Cash is king at the moment and financing the supply chain is a key issue for companies, both large and small. A vital element in that is the role of the supply chain insurers which provide cover against the risk of not getting paid for goods and services.
So the latest survey of UK companies by one of the largest insurers, Euler Hermes, makes instructive, though not uplifting, reading.
“The cash flow position of UK corporates deteriorated markedly during the first quarter of 2009, falling by 5.2 per cent… Sector level data showed construction companies and distributors signalling the largest declines in free cash flow,” according to the Euler Hermes Cash Flow & Profit Survey of UK Companies Q1 2009.
In addition, it said that “payment delays from both domestic and foreign-based clients rose at series record rates in the first quarter.
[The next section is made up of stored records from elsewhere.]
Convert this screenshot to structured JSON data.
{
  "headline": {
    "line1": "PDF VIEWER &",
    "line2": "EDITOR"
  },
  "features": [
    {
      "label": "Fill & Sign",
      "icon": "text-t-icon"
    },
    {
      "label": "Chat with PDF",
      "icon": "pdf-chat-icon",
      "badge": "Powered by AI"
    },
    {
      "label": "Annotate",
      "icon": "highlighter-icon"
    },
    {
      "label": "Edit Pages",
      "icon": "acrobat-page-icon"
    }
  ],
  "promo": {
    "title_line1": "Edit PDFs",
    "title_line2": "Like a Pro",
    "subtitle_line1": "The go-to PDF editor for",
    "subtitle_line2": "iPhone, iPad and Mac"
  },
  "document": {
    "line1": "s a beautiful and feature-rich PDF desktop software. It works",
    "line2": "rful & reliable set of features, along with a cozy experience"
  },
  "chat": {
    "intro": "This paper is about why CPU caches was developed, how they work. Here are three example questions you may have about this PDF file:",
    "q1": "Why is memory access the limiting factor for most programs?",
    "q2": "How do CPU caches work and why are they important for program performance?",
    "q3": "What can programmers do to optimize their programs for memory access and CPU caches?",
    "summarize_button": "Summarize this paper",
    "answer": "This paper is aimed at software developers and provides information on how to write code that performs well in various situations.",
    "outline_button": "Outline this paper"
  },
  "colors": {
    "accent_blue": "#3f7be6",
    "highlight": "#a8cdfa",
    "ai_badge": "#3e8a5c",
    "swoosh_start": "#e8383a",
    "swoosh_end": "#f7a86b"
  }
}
There were many reports that clients were struggling to make payments due to difficulties with their own cash flow.”
Trade credit insurance is vital in oiling the wheels of the global economy and a critical problem for many businesses has been a reduction in their level of cover.
In fact, the UK government was so concerned about this that in the Budget earlier this year it launched a scheme providing up to £5bn of additional trade credit insurance to businesses who have suffered reductions in their level of cover.
Clearly, it takes time for such measures to take effect. But, given the harsh assessment of the insurers, it is premature to think that this is a problem that has been solved. When the economy starts to turn around it would be absurd to see it held back because of financing problems in the supply chain.